Bank of Cyprus targets an impaired loans ratio below 10% by end-2022 and around 5% in the medium term.
Hellenic Bank recently announced plans to reduce its ratio to 3% in three to five years (excluding NPEs covered by Cyprus’ asset protection scheme).
Fitch expects the banks to deploy a range of methods to help meet their targets, including write-offs, restructuring and debt-asset swaps but does not expect new significant NPE disposals other than those already announced.
Bank of Cyprus has agreed to sell €0.6 bln of NPEs and €121 mln of foreclosed real estate assets to PIMCO.
“The transaction referred to as “Helix 3” and likely to be completed in 1H22 will keep the bank on schedule to meet its impaired loans targets.
“Helix 3 reduces the impaired loans ratio to 8.6% on a pro forma basis at end-September 2021 from 30% at end-2019 and a peak of 63% at end-2014.
“However, the bank’s problem assets ratio is still high, at about 18.5% on a pro forma basis at end-September 2021.
“Continued improvement in asset quality metrics will largely depend on the bank’s ability to reduce its large stock of foreclosed real estate assets through further sales.”
Foreclosed assets were about €1.3 bln pro forma for Helix 3 at end-September 2021.
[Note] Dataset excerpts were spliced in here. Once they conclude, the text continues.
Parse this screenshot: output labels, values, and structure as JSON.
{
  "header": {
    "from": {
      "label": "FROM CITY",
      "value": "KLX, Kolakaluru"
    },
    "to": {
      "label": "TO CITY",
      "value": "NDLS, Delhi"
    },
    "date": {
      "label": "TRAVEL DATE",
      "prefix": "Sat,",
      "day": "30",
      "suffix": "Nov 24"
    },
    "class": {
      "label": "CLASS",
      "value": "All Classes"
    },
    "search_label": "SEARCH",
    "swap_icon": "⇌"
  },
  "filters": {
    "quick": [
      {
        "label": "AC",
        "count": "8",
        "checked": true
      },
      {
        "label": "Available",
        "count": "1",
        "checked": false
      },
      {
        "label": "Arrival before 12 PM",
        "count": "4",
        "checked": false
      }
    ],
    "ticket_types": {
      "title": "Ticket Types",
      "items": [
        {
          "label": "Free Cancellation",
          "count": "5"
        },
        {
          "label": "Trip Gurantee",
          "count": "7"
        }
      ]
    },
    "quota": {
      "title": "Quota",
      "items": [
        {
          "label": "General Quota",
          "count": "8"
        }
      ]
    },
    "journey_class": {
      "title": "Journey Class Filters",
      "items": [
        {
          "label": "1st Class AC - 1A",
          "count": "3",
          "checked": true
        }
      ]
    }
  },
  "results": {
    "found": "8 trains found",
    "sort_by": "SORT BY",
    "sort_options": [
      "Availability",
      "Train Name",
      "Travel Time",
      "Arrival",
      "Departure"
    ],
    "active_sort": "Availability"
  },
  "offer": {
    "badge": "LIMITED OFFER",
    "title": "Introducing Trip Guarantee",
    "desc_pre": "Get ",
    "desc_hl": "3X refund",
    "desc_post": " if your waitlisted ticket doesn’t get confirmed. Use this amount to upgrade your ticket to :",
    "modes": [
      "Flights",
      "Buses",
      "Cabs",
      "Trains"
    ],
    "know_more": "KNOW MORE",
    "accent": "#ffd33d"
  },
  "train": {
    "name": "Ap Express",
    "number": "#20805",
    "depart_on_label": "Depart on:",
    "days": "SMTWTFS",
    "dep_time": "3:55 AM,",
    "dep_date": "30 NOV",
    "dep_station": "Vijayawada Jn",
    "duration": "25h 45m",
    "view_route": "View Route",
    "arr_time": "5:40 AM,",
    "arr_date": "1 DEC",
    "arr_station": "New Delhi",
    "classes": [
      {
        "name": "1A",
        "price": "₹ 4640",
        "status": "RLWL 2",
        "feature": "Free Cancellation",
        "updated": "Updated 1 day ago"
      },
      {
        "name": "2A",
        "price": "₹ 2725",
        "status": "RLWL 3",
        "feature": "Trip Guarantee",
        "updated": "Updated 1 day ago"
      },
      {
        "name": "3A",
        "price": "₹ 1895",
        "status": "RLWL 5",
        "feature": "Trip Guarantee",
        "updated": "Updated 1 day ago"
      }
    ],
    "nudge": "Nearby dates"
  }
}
Hellenic Bank is aiming to agree a €0.7 bln NPE disposal this year, referred to as “Starlight”, which it expects to be capital-neutral.
The bank estimates this would reduce its impaired loans ratio to mid-single-digits from 14.5% at end-September 2021 (excluding NPEs covered by Cyprus’s asset protection scheme).
“Hellenic Bank’s stock of foreclosed assets is significantly lower than that of Bank of Cyprus, which is beneficial to our assessment of asset quality.”
Capital encumbrance at both banks has decreased since end-2019 but is still high and a drag on the ratings, said Fitch.
Bank of Cyprus’s unreserved problem assets were 110% of fully-loaded common equity Tier 1 (CET1) capital at end-September 2021 (end-2019: about 200%).
Hellenic Bank’s unreserved problem assets were about half of fully-loaded CET1 capital at end-September 2021 (end-2019: about 80%).